ENRAGED passengers have fired a broadside at a bus company for slashing a Hucknall route in a bid to save money.

Trent Barton has reviewed its Connect service, which links outlying parts of the town with High Street and the main tram and train station.

Major changes to Connect have included one bus-route being completely axed.

The move has caused fury among those who use the service to get to work and the elderly who rely on the bus to get into Hucknall town centre.

More than 30 residents turned out for a meeting of the Reach Out residents group to air their protests and sent an unequivocal appeal to the company — please change your mind.

Now a petition has been launched across Hucknall in a bid to force a re-think on the changes.

Sally Wyatt, chairman of Reach Out, said at the meeting: “There has been no consultation with people who use the service.

“It’s OK someone sat behind a desk making a decision. But we know that the changes won’t work.”

When it was launched, the Connect was the first commercial bus-link in the UK to feed into a tram service.

It offered two services — Connect Red and Connect Blue — with two buses operating on each.

Now the Blue route, which served Ruffs Estate, Beauvale, Common Lane, Wood Lane and then High Street in the direction of Bulwell, will no longer run.

Instead, just three buses will run on the Red route. This operates a loop in the opposite direction along West Street, Wood Lane, Common Lane and then through Beauvale and Ruffs Estate, on to the Welbeck Estate and back to the main tram station along Portland Road.

It features only one stop on High Street, outside the Salvation Army near the Byron Cinema building.

Trent says the route covers the same areas as before. But objectors say the changes mean fewer buses and longer journey-times.

Darren Gough, brand manager of the Connect service for Trent Barton, revealed at the Reach Out meeting that his bosses originally wanted to reduce the service to only two buses on the Red route. But he fought to get a third bus.

He told the meeting the changes were necessary because the Connect service was losing money and it cost the company £500 a day to run a single bus on the route, which was not subsidised.

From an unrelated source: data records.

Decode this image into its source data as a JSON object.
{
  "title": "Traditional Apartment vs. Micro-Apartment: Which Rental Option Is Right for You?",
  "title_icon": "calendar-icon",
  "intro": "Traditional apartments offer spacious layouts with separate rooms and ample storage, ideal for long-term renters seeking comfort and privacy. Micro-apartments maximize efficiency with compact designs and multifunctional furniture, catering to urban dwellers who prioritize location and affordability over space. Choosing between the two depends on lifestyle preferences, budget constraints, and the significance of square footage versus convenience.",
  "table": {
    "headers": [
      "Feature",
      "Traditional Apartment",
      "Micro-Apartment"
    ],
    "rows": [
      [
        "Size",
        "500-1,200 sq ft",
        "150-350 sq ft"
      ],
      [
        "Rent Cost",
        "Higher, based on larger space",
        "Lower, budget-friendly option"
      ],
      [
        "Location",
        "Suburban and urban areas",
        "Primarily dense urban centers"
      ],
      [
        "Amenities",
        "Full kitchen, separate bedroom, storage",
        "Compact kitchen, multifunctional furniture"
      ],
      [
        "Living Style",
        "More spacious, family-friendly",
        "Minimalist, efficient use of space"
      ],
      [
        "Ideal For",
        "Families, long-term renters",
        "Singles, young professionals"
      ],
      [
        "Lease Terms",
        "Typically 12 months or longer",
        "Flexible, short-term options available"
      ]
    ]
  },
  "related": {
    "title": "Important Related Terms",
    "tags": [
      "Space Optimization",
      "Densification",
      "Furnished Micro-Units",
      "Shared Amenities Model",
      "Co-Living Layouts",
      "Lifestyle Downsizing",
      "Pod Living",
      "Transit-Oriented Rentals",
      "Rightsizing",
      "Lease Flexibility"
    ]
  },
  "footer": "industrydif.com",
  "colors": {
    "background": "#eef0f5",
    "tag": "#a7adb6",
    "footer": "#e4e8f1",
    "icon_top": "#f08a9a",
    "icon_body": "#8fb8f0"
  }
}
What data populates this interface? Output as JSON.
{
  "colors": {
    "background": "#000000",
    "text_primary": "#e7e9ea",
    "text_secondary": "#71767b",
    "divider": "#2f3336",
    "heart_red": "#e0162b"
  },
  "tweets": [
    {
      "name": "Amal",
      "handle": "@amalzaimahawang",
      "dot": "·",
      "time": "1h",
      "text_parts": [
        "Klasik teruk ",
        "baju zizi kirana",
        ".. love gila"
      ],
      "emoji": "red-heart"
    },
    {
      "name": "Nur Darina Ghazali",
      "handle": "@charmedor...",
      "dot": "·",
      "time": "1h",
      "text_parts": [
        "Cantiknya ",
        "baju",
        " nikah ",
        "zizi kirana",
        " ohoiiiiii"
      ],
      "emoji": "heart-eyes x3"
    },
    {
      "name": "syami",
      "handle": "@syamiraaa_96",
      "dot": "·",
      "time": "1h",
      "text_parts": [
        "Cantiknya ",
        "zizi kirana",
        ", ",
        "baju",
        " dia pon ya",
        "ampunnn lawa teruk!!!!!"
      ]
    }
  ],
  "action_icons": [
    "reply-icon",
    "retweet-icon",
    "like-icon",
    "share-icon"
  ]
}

“A lot of people are going to be upset by the changes,” Mr Gough admitted. “I for one don’t like change. But when we get into the new timetable more, it can be tweaked.”

Protesters complained that the service would no longer be viable for them and it would be quicker, in some cases, to walk into Hucknall.

Towards the end of the meeting, one man quipped: “The service would be better named Dis-connect, rather than Connect.”